CUSTOMER AND AM WAIVE THEIR RIGHTS, IF ANY, TO BRING ANY CLAIM THAT IS SUBJECT TO THIS ARBITRATION PROVISION AS A CLASS ACTION OR OTHERWISE ON A REPRESENTATIVE BASIS. JUDGMENT ON ANY AWARD MAY BE ENTERED IN ANY COURT HAVING JURISDICTION. THIS CLAUSE SHALL NOT PRECLUDE PARTIES FROM SEEKING PROVISIONAL REMEDIES IN AID OF ARBITRATION FROM A COURT OF APPROPRIATE
JURISDICTION. In the event this provision is held unenforceable and the matter is permitted to proceed in Arbitration as a class or representative action, then the entirety of this Paragraph 15 (including all subparts) shall be void and of no further effect, and either Party may proceed to pursue the action in court.
- Confidentiality. The parties shall maintain the confidential nature of the arbitration proceeding and the award, including the hearing, except as may be necessary to prepare for or conduct the arbitration hearing, to move a Court for a preliminary remedy, to confirm or enforce the award, or as otherwise required by law or judicial decision. The parties agree that breach of this confidentiality provision would irreparably harm the non-breaching party, and further agree that any such breach shall entitle the non-breaching party to seek injunctive relief and/or compensatory damages for the breach (without the necessity of posting a bond).
- Choice of Law. Customer acknowledges and agrees that this Agreement is made and entered into in Altadena, California. The internal, substantive law of California shall govern all claims between the parties in connection with this Agreement or otherwise arising out of any interaction or communications between AM and Customer (i.e.,California conflict of law principles will not apply).
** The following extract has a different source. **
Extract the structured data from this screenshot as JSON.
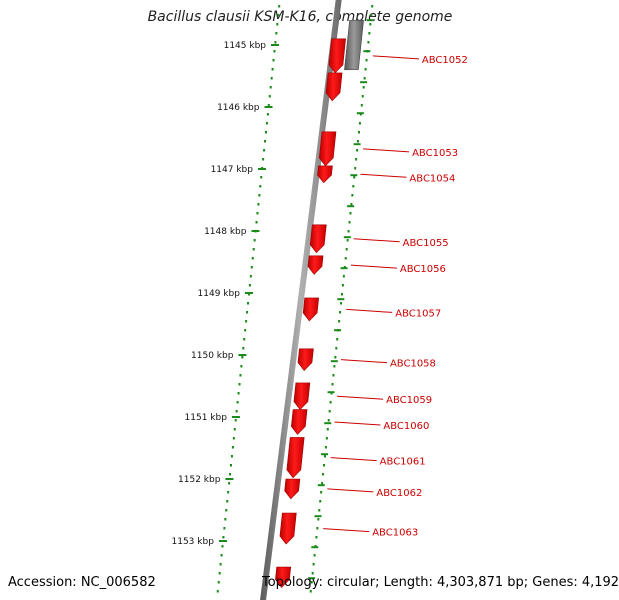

- Prevailing Parties. In the event of any Dispute, and whether such Dispute is resolved via arbitration, litigation or otherwise, the prevailing party (as that term is commonly defined by the prevailing common and/or statutory law in the applicable jurisdiction) shall be entitled to recover its costs of suit and reasonable attorneys’ fees. In the event a party moves to compel arbitration and prevails, such party shall be entitled to recover, immediately, the costs and reasonable attorneys’ fees incurred in so moving.
- Limitation on Time to Bring Any Claim. Except where the law prescribes a shorter applicable statute of limitation, or prohibits shortening the otherwise applicable longer statute of limitations, any claim of any kind between the parties related to a transaction, interaction, or communication (including any purported breach of this Agreement) must be brought within one (1) year after the purchase or sale or other event giving rise to the claim. If this clause is determined to be unenforceable as to any particular claim or claims under the law of the applicable jurisdiction, it shall remain fully enforceable as to all other claims.
- Jurisdiction. Jurisdiction and venue for any claim or Dispute shall be in Altadena ,California and any party making a claim against AM in whatever form hereby submits to personal jurisdiction in that forum.
THIS CONTAINS A BINDING, INDIVIDUAL ARBITRATION PROVISION.